Carlo y el doctor Iannis se miraron, temiendo que si Pelagia no lo descubría, tal vez otro sí.

– No te pases de lista -dijo el doctor-, o te saldrán los sesos por las orejas. -Era una frase que le decía de niña.

Pelagia advirtió la intranquilidad de los dos, recordó que antes de la guerra el partido comunista había regalado a Kokolios una pequeña impresora manual -para fabricar propaganda del partido- y recordó que Carlo tenía acceso a un jeep. Meneó la cabeza como para desechar aquellas conjeturas y entonces se le ocurrió preguntarse dónde habrían conseguido los tipos de letra para la composición. Su momentánea sensación de alivio se desvaneció al recordar que su padre tenía un convenio con el hipocondríaco oficial de intendencia, el de los callos incurables. Miró primero a Carlo y luego a su padre y notó que la ira le atenazaba la garganta; si habían sido ellos, y era una conspiración, entonces ¿cuántas estupideces más serían capaces de hacer? ¿Es que no tenían conciencia del peligro?

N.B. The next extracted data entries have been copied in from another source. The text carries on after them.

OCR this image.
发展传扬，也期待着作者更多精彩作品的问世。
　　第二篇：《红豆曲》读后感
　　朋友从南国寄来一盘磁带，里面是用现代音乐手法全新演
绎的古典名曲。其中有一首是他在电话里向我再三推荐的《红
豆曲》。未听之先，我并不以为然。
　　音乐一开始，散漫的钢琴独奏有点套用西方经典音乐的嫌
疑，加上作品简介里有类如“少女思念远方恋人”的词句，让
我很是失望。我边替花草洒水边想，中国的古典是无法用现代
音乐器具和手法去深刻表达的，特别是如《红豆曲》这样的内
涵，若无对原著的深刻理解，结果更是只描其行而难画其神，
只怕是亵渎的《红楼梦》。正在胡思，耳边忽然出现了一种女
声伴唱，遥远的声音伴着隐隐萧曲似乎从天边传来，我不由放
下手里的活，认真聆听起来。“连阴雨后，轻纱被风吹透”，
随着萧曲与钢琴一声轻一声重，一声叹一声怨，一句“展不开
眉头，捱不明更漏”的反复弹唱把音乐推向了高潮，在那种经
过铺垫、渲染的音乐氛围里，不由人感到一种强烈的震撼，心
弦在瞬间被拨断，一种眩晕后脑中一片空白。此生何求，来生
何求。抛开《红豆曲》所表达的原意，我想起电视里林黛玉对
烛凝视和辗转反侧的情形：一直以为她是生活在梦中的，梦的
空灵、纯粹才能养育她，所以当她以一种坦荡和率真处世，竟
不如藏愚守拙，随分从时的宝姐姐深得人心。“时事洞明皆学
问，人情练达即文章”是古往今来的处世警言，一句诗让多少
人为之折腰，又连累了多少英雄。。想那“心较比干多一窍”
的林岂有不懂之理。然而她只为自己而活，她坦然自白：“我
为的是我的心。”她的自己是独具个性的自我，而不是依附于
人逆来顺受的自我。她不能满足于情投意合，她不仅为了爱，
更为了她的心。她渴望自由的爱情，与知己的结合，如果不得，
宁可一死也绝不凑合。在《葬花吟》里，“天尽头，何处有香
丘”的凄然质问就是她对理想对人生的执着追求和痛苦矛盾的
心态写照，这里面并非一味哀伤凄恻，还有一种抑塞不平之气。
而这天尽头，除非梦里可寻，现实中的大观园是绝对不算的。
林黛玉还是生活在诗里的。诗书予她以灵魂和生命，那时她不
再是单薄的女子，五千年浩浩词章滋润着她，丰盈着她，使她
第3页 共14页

– Lo malo de los hombres… -empezó, y entró en la casa detrás del capitán sin completar la frase. Echó a Psipsina de la mesa de la cocina, como si hacerle mimos al animal pudiera haber templado su sentido del peligro.

Carlo y el doctor levantaron las manos para dejarlas caer otra vez, unidos en un momento de cohibido y elocuente silencio.

– Debería haberla criado tonta -dijo al fin el doctor-. Cuando la mujer adquiere el poder de la deducción, no sabe uno cómo pueden acabar las cosas.